Cumhurbaşkanı Erdoğan: Bay Kemal nihayet baklayı ağzından çıkardı
Cumhurbaşkanı Erdoğan, "Bay Kemal nihayet baklayı ağzından çıkardı. Partisinin genlerinde var olan faşist yüzünü hiçbir şüpheye yer vermeyecek şekilde ortaya koymuş oldu" dedi.
DUVAR - Cumhurbaşkanı Recep Tayyip Erdoğan, AK Parti İstanbul İl Başkanlığının düzenlediği iftar programında konuştu.
CHP Genel Başkanı Kemal Kılıçdaroğlu'nun son grup toplantısı konuşmasına değinen Erdoğan, "Bay Kemal son grup konuşmasında söylediği iki başlıkla nihayet baklayı ağzından çıkardı. İlk mesajı ya bana katılın ya yolumdan çekilin sözleriyle verdi. Böylece bu zat partisinin genlerinde var olan faşist yüzünü hiçbir şüpheye yer vermeyecek şekilde ortaya koymuş oldu" ifadelerini kullandı.
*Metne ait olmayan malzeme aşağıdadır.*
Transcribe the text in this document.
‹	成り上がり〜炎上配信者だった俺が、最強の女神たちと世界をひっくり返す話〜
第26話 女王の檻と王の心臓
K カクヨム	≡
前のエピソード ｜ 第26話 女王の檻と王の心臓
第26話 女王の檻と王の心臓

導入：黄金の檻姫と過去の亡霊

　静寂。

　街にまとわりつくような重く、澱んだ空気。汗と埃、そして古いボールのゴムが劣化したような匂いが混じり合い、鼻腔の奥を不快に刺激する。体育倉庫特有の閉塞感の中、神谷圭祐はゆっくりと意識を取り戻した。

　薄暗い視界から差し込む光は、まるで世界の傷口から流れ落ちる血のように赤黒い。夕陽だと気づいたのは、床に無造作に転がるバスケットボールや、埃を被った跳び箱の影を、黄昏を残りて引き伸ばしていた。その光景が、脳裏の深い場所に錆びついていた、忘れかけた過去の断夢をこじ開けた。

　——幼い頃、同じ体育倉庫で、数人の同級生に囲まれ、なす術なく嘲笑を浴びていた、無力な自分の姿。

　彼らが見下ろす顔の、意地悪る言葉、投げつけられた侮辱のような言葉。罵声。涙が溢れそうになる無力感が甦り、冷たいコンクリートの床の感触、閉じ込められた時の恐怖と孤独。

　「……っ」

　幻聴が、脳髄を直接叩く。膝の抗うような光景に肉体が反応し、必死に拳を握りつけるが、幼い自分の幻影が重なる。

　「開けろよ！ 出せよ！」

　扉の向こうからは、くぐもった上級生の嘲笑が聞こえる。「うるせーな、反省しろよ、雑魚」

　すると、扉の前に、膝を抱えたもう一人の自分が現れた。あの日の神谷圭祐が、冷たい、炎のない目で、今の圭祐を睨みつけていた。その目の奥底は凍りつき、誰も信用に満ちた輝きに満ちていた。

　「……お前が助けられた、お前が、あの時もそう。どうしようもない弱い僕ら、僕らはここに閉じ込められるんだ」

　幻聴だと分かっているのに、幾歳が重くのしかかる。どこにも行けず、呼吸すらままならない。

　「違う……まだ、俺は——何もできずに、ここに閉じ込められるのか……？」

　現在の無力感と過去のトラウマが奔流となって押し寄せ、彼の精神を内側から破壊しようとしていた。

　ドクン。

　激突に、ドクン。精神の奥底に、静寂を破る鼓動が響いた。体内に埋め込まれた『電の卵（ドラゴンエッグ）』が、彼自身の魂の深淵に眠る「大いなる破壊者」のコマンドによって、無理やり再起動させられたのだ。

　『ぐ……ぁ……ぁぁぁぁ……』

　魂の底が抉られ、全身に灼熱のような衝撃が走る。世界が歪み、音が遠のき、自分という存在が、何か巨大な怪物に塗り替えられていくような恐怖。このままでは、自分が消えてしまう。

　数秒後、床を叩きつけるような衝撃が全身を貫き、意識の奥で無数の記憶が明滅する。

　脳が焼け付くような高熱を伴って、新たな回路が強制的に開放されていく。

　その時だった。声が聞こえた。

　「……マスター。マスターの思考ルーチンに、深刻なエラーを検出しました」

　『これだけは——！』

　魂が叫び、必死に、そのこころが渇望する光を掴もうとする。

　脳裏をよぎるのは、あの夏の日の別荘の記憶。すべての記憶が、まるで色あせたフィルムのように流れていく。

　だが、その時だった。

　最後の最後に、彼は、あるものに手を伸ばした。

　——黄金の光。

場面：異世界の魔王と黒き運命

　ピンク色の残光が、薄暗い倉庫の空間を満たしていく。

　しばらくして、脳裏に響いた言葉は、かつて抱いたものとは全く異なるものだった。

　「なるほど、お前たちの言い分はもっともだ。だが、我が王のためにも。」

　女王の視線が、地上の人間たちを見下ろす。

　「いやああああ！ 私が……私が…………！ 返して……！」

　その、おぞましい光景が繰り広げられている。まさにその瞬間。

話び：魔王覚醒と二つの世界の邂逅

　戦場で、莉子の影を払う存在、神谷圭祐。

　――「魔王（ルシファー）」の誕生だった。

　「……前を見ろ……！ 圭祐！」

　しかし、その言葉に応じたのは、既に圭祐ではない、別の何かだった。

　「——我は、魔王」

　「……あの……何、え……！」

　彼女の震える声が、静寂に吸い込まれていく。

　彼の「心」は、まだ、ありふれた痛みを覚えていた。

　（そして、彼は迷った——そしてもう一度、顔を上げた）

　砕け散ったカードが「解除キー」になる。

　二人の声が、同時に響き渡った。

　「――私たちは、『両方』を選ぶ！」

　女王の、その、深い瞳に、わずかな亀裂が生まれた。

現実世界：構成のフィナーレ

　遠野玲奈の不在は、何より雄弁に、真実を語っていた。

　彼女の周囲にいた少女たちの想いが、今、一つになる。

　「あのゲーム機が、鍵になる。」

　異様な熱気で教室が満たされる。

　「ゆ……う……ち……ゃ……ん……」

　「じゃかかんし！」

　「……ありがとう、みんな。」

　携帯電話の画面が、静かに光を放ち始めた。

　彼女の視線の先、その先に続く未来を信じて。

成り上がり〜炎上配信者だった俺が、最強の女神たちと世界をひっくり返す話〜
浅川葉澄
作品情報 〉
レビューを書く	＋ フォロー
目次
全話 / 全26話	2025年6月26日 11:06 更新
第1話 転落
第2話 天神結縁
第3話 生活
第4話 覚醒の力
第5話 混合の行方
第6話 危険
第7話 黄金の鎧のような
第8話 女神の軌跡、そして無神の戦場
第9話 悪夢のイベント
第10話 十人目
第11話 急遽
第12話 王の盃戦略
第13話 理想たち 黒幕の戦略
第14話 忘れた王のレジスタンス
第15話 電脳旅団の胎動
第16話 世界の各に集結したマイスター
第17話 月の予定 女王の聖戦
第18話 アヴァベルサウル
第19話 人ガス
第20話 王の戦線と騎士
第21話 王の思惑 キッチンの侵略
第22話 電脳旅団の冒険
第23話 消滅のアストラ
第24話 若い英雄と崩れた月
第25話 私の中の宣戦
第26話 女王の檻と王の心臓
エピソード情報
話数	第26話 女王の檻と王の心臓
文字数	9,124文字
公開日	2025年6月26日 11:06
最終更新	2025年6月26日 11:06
"Tabii ikinci mesajı daha önemliydi" diyen Erdoğan, "Kılıçdaroğlu kavga etmek için geldiğini kendi ağzıyla söyledi. Kavga lafının önüne arkasında taktığı ve bu kavramla izahı olmayan zırvalar asıl niyetini gizlemeye yetmiyor. Gerçi haklarını da yememek lazım. Bu zatın ve temsilcisi olduğu zihniyetin hayatı eskiden beri hep kavgayla geçmiştir" şeklinde konuştu.
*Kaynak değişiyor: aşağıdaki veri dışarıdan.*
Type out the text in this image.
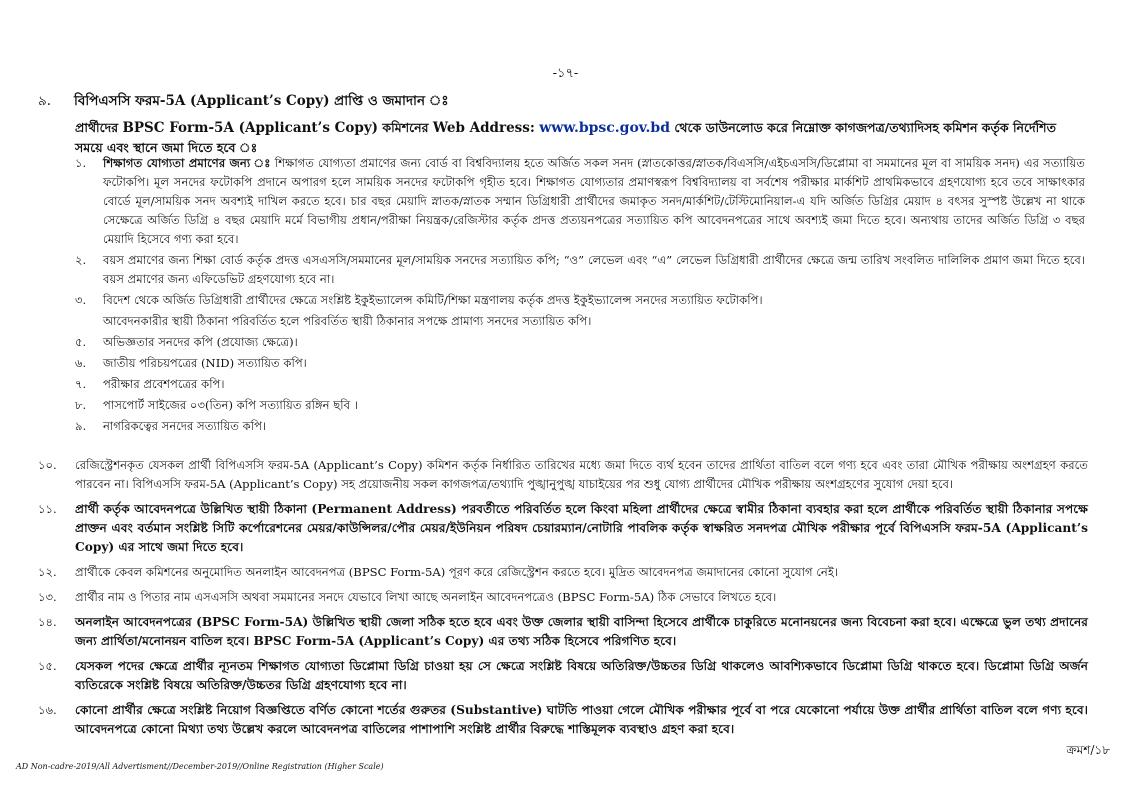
-১৭-
৯. বিপিএসসি ফরম-5A (Applicant’s Copy) প্রাপ্তি ও জমাদান ঃ
প্রার্থীদের BPSC Form-5A (Applicant’s Copy) কমিশনের Web Address: www.bpsc.gov.bd থেকে ডাউনলোড করে নিম্নোক্ত কাগজপত্র/তথ্যাদিসহ কমিশন কর্তৃক নির্দেশিত সময়ে এবং স্থানে জমা দিতে হবে ঃ
১.	শিক্ষাগত যোগ্যতা প্রমাণের জন্য ঃ শিক্ষাগত যোগ্যতা প্রমাণের জন্য বোর্ড বা বিশ্ববিদ্যালয় হতে অর্জিত সকল সনদ (স্নাতকোত্তর/স্নাতক/বিএসসি/এইচএসসি/ডিপ্লোমা বা সমমানের মূল বা সাময়িক সনদ) এর সত্যায়িত ফটোকপি। মূল সনদের ফটোকপি প্রদানে অপারগ হলে সাময়িক সনদের ফটোকপি গৃহীত হবে। শিক্ষাগত যোগ্যতার প্রমাণস্বরূপ বিশ্ববিদ্যালয় বা সর্বশেষ পরীক্ষার মার্কশিট প্রাথমিকভাবে গ্রহণযোগ্য হবে তবে সাক্ষাৎকার বোর্ডে মূল/সাময়িক সনদ অবশ্যই দাখিল করতে হবে। চার বছর মেয়াদি স্নাতক/স্নাতক সম্মান ডিগ্রিধারী প্রার্থীদের জমাকৃত সনদ/মার্কশিট/টেস্টিমোনিয়াল-এ যদি অর্জিত ডিগ্রির মেয়াদ ৪ বৎসর সুস্পষ্ট উল্লেখ না থাকে সেক্ষেত্রে অর্জিত ডিগ্রি ৪ বছর মেয়াদি মর্মে বিভাগীয় প্রধান/পরীক্ষা নিয়ন্ত্রক/রেজিস্টার কর্তৃক প্রদত্ত প্রত্যয়নপত্রের সত্যায়িত কপি আবেদনপত্রের সাথে অবশ্যই জমা দিতে হবে। অন্যথায় তাদের অর্জিত ডিগ্রি ৩ বছর মেয়াদি হিসেবে গণ্য করা হবে।
২.	বয়স প্রমাণের জন্য শিক্ষা বোর্ড কর্তৃক প্রদত্ত এসএসসি/সমমানের মূল/সাময়িক সনদের সত্যায়িত কপি; “ও” লেভেল এবং “এ” লেভেল ডিগ্রিধারী প্রার্থীদের ক্ষেত্রে জন্ম তারিখ সংবলিত দালিলিক প্রমাণ জমা দিতে হবে। বয়স প্রমাণের জন্য এফিডেভিট গ্রহণযোগ্য হবে না।
৩.	বিদেশ থেকে অর্জিত ডিগ্রিধারী প্রার্থীদের ক্ষেত্রে সংশ্লিষ্ট ইকুইভ্যালেন্স কমিটি/শিক্ষা মন্ত্রণালয় কর্তৃক প্রদত্ত ইকুইভ্যালেন্স সনদের সত্যায়িত ফটোকপি।
আবেদনকারীর স্থায়ী ঠিকানা পরিবর্তিত হলে পরিবর্তিত স্থায়ী ঠিকানার সপক্ষে প্রামাণ্য সনদের সত্যায়িত কপি।
৫.	অভিজ্ঞতার সনদের কপি (প্রযোজ্য ক্ষেত্রে)।
৬.	জাতীয় পরিচয়পত্রের (NID) সত্যায়িত কপি।
৭.	পরীক্ষার প্রবেশপত্রের কপি।
৮.	পাসপোর্ট সাইজের ০৩(তিন) কপি সত্যায়িত রঙ্গিন ছবি ।
৯.	নাগরিকত্বের সনদের সত্যায়িত কপি।
১০.	রেজিস্ট্রেশনকৃত যেসকল প্রার্থী বিপিএসসি ফরম-5A (Applicant’s Copy) কমিশন কর্তৃক নির্ধারিত তারিখের মধ্যে জমা দিতে ব্যর্থ হবেন তাদের প্রার্থিতা বাতিল বলে গণ্য হবে এবং তারা মৌখিক পরীক্ষায় অংশগ্রহণ করতে পারবেন না। বিপিএসসি ফরম-5A (Applicant’s Copy) সহ প্রয়োজনীয় সকল কাগজপত্র/তথ্যাদি পুঙ্খানুপুঙ্খ যাচাইয়ের পর শুধু যোগ্য প্রার্থীদের মৌখিক পরীক্ষায় অংশগ্রহণের সুযোগ দেয়া হবে।
১১.	প্রার্থী কর্তৃক আবেদনপত্রে উল্লিখিত স্থায়ী ঠিকানা (Permanent Address) পরবর্তীতে পরিবর্তিত হলে কিংবা মহিলা প্রার্থীদের ক্ষেত্রে স্বামীর ঠিকানা ব্যবহার করা হলে প্রার্থীকে পরিবর্তিত স্থায়ী ঠিকানার সপক্ষে প্রাক্তন এবং বর্তমান সংশ্লিষ্ট সিটি কর্পোরেশনের মেয়র/কাউন্সিলর/পৌর মেয়র/ইউনিয়ন পরিষদ চেয়ারম্যান/নোটারি পাবলিক কর্তৃক স্বাক্ষরিত সনদপত্র মৌখিক পরীক্ষার পূর্বে বিপিএসসি ফরম-5A (Applicant’s Copy) এর সাথে জমা দিতে হবে।
১২.	প্রার্থীকে কেবল কমিশনের অনুমোদিত অনলাইন আবেদনপত্র (BPSC Form-5A) পূরণ করে রেজিস্ট্রেশন করতে হবে। মুদ্রিত আবেদনপত্র জমাদানের কোনো সুযোগ নেই।
১৩.	প্রার্থীর নাম ও পিতার নাম এসএসসি অথবা সমমানের সনদে যেভাবে লিখা আছে অনলাইন আবেদনপত্রেও (BPSC Form-5A) ঠিক সেভাবে লিখতে হবে।
১৪.	অনলাইন আবেদনপত্রের (BPSC Form-5A) উল্লিখিত স্থায়ী জেলা সঠিক হতে হবে এবং উক্ত জেলার স্থায়ী বাসিন্দা হিসেবে প্রার্থীকে চাকুরিতে মনোনয়নের জন্য বিবেচনা করা হবে। এক্ষেত্রে ভুল তথ্য প্রদানের জন্য প্রার্থিতা/মনোনয়ন বাতিল হবে। BPSC Form-5A (Applicant’s Copy) এর তথ্য সঠিক হিসেবে পরিগণিত হবে।
১৫.	যেসকল পদের ক্ষেত্রে প্রার্থীর ন্যূনতম শিক্ষাগত যোগ্যতা ডিপ্লোমা ডিগ্রি চাওয়া হয় সে ক্ষেত্রে সংশ্লিষ্ট বিষয়ে অতিরিক্ত/উচ্চতর ডিগ্রি থাকলেও আবশ্যিকভাবে ডিপ্লোমা ডিগ্রি থাকতে হবে। ডিপ্লোমা ডিগ্রি অর্জন ব্যতিরেকে সংশ্লিষ্ট বিষয়ে অতিরিক্ত/উচ্চতর ডিগ্রি গ্রহণযোগ্য হবে না।
১৬.	কোনো প্রার্থীর ক্ষেত্রে সংশ্লিষ্ট নিয়োগ বিজ্ঞপ্তিতে বর্ণিত কোনো শর্তের গুরুতর (Substantive) ঘাটতি পাওয়া গেলে মৌখিক পরীক্ষার পূর্বে বা পরে যেকোনো পর্যায়ে উক্ত প্রার্থীর প্রার্থিতা বাতিল বলে গণ্য হবে। আবেদনপত্রে কোনো মিথ্যা তথ্য উল্লেখ করলে আবেদনপত্র বাতিলের পাশাপাশি সংশ্লিষ্ট প্রার্থীর বিরুদ্ধে শাস্তিমূলক ব্যবস্থাও গ্রহণ করা হবে।
ক্রমশ/১৮
AD Non-cadre-2019/All Advertisment//December-2019//Online Registration (Higher Scale)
Gezi Parkı eylemleriyle ilgili davada iş insanı Osman Kavala'ya ağırlaştırılmış müebbet hapis cezası verilmesinin ardından Türkiye'nin Berlin Büyükelçisi'nin Almanya Dışişleri Bakanlığına çağrıldığını hatırlatan Erdoğan, "Karşılıksız mı kaldı? Hayır. Anında onların büyükelçisini de Dışişleri Bakanlığımıza çağırdık. Hesabı da aynı şekilde Dışişlerimiz de onlardan sordu" dedi.
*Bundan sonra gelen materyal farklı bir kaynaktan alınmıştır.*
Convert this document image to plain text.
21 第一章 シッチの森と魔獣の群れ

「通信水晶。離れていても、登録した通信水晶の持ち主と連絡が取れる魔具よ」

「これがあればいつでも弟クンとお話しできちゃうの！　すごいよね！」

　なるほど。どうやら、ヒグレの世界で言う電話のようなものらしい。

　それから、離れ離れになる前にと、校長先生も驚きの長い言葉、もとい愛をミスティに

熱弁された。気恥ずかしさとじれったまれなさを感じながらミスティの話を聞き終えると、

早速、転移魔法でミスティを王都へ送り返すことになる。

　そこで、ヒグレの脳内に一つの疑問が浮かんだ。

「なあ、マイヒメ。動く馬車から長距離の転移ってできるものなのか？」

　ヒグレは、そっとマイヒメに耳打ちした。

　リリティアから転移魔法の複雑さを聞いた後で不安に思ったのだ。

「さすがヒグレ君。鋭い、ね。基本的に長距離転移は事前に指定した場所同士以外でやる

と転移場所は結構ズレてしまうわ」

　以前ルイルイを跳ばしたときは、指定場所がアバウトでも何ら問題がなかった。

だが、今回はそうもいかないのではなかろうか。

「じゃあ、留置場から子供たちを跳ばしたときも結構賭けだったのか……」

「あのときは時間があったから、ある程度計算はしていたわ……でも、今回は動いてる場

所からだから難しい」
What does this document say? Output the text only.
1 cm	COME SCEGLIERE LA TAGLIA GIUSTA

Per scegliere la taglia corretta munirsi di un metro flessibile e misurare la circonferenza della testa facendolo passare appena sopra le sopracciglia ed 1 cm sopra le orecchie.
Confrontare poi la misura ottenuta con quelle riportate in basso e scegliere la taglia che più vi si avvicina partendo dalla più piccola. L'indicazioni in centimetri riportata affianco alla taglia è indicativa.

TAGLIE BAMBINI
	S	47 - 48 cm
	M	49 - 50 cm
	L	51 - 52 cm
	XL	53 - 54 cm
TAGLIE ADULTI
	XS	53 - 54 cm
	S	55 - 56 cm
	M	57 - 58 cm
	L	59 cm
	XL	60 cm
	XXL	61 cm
Cumhurbaşkanı Erdoğan'ın konuşmasından başlıklar şu şekilde:
MİLLET BUGÜNKÜ SIKINTILARI AK PARTİ'NİN ÇÖZECEĞİNİ BİLİYOR: Seçimlerdeki başarılarımızı geceli gündüzlü çalışarak, eğitimden sağlığa, güvenlikten sosyal desteklere, ulaşımdan enerjiye her alanda ülkemize kazandırdığımız eserlere borçluyuz. Milletimiz bugün yaşadığı sıkıntıları çözebilecek bu donanıma, iradeye, kabiliyete, kapasiteye sahip tek partinin AK Parti olduğunu biliyor. Bize düşen sadece bu güvene layık olacak gayreti ortaya koymaktır.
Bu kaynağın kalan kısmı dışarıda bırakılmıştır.